The Lone Child – Anna George

2017,

Viking Penguin Random House Australia

Reviewer: Gabrielle Ryan.

Synopsis

Neve Ayres has always been so careful. Since her mother’s death when Neve was seven, she’s learned to look after herself and to keep her cards close. But now her deliberately constructed world has collapsed: her partner’s left her when she was eight months pregnant. And so, alone with her newborn son, she’s retreated to her cliff-top holiday house in coastal Flinders.

There, another child comes into her life.

Review by Gabrielle Ryan

This is more a psychological thriller than a crime novel per se, and Anna George executes the psychological twists and turns beautifully. It is, at its heart, about motherhood, and it is refreshing to see motherhood receive such delicate, intimate attention on the page.

The majority of the novel alternates between the viewpoints of Neve, a struggling new mother who has moved to small-town Flinders to work out who she is in this new life, and Leah, a newly single mother with two little kids, struggling after her husband loses his job and moves to Queensland without them. From the start, we see that Neve is struggling with motherhood: there are the usual sleepless nights, but it is more than that. She is unable to bond with her baby because he looks too much like his father: her lover who left her when she was eight months pregnant to return to his wife. Her reality has completely changed, and she is not sure of the shape of it, or of herself, anymore. She hears and sees strange, out-of-place things, but neither she nor the reader is ever really sure whether there is a real threat to her, or whether it is her sleeplessness and ‘baby brain’ playing tricks.

Leah, on the other hand, doesn’t have the luxury of retreating to a big, comfortable seaside house. She’s been sleeping on her sister’s couch with her baby and her toddler who tends to run away, bringing the attention of the authorities to Leah’s family.

The contrast between Leah and Neve allows the novel to be an important reflection on class, privilege and prejudice. It allows Anna George to tease out the different judgements that still exist in an apparently classless society, particularly towards women and mothers. But the novel, for all its consideration of judgement, is itself remarkably un-judgemental. I found it to be a vindicating novel – for me, it vindicated my decision not to have children by showing with great honesty what a demanding change of life children are, but there were also some moments of beautiful tenderness that I believe could be vindicating for women who choose to have children, even though it’s hard: the moments that show why it’s all worth it. The novel seems to capture some of the complexity of the decision about having kids, and what this means for women. I loved this about the book.
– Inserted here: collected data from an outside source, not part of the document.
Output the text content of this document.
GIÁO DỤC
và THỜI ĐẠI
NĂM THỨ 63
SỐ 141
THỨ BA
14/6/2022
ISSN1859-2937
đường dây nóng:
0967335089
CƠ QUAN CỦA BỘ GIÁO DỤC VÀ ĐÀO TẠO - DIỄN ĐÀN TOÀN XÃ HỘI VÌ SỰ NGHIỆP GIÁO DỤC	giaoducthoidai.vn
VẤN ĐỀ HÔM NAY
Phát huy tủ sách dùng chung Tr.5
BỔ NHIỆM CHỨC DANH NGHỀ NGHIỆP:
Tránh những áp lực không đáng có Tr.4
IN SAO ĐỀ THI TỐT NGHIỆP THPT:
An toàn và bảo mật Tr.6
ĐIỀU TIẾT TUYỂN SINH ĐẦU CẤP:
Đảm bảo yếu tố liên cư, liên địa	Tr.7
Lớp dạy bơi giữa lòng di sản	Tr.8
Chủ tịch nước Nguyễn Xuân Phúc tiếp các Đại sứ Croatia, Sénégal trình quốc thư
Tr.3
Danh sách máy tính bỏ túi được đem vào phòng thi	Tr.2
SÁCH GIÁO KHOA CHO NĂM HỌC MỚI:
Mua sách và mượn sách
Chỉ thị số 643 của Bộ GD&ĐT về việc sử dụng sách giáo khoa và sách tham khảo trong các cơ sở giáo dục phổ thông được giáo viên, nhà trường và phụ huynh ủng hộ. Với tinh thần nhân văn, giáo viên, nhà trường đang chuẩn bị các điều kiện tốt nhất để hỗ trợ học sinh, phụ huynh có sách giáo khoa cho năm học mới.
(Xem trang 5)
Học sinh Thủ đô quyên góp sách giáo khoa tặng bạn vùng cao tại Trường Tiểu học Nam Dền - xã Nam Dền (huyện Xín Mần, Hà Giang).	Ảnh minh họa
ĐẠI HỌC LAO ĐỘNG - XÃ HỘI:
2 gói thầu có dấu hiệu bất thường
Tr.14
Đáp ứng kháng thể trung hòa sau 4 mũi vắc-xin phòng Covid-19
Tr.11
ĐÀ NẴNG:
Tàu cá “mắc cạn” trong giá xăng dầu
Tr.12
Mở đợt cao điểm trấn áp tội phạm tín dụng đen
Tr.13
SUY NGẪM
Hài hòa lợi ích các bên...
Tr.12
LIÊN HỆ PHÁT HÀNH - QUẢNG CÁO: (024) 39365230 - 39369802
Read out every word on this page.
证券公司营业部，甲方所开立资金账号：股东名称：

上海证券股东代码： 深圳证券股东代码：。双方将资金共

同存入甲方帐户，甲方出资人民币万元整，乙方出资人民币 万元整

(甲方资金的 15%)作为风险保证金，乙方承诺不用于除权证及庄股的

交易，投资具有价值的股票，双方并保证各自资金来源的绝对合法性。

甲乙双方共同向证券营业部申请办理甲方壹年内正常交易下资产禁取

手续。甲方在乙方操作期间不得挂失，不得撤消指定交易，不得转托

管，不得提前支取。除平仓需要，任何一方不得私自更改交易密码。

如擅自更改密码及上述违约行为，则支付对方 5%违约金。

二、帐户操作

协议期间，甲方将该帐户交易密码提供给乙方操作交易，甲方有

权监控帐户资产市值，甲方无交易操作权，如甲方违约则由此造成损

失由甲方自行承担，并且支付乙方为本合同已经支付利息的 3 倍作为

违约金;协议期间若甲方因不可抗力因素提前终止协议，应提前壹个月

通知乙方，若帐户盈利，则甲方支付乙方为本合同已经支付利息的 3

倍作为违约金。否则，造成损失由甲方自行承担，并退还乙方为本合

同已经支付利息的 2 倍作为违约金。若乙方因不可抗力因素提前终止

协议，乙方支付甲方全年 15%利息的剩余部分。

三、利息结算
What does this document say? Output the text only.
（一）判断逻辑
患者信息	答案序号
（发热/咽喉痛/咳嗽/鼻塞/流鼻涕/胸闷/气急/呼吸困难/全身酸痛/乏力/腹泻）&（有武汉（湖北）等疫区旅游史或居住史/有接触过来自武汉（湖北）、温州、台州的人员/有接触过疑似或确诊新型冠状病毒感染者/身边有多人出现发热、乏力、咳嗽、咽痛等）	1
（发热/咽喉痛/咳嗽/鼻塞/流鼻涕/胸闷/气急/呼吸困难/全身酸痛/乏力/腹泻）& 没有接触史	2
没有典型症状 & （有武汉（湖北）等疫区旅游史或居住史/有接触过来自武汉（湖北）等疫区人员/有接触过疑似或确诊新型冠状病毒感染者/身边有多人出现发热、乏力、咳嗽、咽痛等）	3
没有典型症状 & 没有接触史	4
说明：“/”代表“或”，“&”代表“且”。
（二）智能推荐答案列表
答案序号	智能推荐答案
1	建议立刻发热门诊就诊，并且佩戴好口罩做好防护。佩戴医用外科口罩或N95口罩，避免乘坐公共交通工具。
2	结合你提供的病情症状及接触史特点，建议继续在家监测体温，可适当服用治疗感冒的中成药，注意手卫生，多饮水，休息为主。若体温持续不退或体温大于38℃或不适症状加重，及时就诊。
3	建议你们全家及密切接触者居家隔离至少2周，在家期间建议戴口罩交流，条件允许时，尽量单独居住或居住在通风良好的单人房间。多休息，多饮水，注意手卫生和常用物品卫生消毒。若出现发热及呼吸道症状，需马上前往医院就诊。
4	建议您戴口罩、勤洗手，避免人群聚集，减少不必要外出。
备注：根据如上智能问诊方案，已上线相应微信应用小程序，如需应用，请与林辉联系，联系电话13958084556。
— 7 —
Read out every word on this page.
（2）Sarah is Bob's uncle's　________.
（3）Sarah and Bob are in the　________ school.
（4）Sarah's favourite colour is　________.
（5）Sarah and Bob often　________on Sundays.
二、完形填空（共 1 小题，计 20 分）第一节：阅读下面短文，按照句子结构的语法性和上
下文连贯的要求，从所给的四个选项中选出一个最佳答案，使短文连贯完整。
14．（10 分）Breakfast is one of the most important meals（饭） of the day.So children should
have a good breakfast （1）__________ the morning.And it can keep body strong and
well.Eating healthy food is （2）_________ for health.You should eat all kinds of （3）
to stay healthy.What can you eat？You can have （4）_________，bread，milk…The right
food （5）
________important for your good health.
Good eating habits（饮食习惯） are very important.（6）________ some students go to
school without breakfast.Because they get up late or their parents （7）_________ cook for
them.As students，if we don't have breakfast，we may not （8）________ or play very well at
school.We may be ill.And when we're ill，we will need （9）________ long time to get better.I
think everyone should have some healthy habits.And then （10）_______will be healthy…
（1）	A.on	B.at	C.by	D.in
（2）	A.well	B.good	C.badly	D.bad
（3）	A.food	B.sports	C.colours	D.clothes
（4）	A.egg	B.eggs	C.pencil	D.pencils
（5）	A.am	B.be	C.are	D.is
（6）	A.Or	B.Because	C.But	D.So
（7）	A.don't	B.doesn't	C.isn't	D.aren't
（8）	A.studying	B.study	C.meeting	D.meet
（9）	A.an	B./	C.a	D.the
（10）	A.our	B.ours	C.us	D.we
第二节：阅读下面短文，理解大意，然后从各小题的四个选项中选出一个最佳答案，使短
Both Neve and Leah are beautifully drawn, and this is quintessentially a novel about women and their choices that become their responsibilities and then sometimes their traps. It is perhaps understandable then that the male characters in this novel were less complex than the women. Even the third narrator, Sal, a man grieving over the recent death of his mother, felt a bit lightly sketched. I understand the purpose of Sal’s perspective: it is through him that we see that Neve’s family has a history in the town and that there are secrets there, he becomes a potential love interest for Neve, and he is the one who begins to question the reality of what Neve sees: to show us Neve’s unreliability as a narrator. But I am not entirely sure he reached his potential as an independent, fully-formed character in the book.

However, it was the women in the book who were the stars, and who compelled me to read this novel in just a couple of days. Anna George is a master at writing uncertainty, to pull the rug from under her readers’ feet and make them doubt what they see, what they believe. And to make them question what they know.